Ainda de acordo com Elaine, esses medicamentos já estavam, em maioria, no nome do próprio médico para que, após as consultas, ele já pudesse vender e entregar aos pacientes.

A pena do médico chega a 38 anos, um mês e 15 dias de reclusão, em regime fechado, além de mais seis anos em regime semiaberto por burla ao consumidor. Já a pena da farmacêutica chega a 15 anos, seis meses e 20 dias. Além de seis anos, sete meses e 10 dias de detenção em regime semiaberto também por burla ao paciente.

Chefe da organização cumpre prisão domiciliar em Joinville

De acordo com a promotora de Justiça, o MPSC e o STJ foram contra a liberação de Felipe Francisco, já que ele apresenta uma reincidência no mesmo crime. Entretanto, durante o plantão de final de ano, um juíz determinou que o coach poderia aguardar o julgamento em prisão domiciliar.

A defesa solicitou a liberação de Felipe por conta de problemas cardíacos causados pelo uso excessivo de anabolizantes. Apesar disso, a promotora afirma que o presídio mantém a estrutura necessária para atendimentos de emergência, inclusive, com atendimento médico 24h por dia.

A promotora ainda relata que, na primeira condenação de Felipe, os advogados não apresentaram um pedido de liberação baseado nessa condição de saúde. Então, o coach cumpriu a pena normalmente em regime fechado.

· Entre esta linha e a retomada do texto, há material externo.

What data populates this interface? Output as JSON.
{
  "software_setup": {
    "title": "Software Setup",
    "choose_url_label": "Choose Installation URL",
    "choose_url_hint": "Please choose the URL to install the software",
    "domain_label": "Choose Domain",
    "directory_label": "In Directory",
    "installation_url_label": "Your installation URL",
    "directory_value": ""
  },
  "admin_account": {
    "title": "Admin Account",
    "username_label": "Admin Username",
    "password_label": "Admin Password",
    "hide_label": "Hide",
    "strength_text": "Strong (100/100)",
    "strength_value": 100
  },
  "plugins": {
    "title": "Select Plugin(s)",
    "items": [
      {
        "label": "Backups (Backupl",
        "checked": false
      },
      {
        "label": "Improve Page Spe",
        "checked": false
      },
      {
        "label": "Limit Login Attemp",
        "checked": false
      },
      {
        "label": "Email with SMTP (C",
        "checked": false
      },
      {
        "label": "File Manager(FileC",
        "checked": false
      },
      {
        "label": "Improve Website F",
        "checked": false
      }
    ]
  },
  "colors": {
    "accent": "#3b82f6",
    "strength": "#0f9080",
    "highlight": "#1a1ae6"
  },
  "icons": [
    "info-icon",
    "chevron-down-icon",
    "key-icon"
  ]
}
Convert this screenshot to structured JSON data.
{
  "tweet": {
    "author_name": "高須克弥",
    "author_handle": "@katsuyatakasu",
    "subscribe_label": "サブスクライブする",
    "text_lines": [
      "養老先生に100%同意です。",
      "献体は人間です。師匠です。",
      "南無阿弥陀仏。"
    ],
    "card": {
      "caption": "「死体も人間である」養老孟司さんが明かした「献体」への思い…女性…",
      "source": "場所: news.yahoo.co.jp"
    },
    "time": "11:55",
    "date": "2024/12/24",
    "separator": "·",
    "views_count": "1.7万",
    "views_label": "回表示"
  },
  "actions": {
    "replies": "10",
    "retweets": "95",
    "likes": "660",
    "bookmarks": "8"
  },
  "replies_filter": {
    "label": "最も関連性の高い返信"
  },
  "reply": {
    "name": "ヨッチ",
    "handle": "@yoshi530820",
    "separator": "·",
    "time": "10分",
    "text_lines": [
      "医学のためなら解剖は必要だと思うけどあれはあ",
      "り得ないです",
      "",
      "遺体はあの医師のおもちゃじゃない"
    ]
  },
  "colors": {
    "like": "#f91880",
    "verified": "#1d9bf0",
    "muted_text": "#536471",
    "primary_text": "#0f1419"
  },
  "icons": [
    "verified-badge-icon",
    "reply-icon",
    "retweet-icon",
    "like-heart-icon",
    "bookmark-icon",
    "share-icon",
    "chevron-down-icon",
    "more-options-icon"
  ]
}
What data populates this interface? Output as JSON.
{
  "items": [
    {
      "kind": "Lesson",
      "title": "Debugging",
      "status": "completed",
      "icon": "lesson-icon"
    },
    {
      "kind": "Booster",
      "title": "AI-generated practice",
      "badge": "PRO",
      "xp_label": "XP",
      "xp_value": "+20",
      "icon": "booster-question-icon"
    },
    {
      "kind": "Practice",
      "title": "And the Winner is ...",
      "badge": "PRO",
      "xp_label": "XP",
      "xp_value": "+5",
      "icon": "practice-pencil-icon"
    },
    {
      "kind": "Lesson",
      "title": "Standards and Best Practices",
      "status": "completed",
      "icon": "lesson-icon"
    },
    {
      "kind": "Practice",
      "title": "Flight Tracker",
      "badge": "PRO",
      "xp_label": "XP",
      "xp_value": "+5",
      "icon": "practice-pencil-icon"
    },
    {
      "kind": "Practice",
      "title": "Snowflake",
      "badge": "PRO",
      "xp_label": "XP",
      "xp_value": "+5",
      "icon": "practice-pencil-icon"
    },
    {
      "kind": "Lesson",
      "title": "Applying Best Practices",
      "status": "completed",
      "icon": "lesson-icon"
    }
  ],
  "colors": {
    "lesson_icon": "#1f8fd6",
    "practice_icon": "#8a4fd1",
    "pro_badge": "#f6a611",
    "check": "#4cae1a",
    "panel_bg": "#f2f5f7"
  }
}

A defesa de Felipe também solicitou a permanência dele em Pescaria Brava, mas a Justiça determinou que ele fique em prisão domiciliar em Joinville, onde a operação segue em andamento.

A reportagem tenta contato com a defesa de Felipe, mas até o fechamento da reportagem não obteve retorno. O espaço segue aberto para manifestações.

Julgamentos da Operação Venefica

A promotora de Justiça Elaine Rita Auerbach acredita que alguns julgamentos relacionados à Operação Venefica serão realizados ainda em 2024. Foram 24 pessoas denunciadas pelo MPSC. Duas já foram condenadas, duas já passaram por audiências de instruções, e outras 20 ainda aguardam os próximos passos do processo.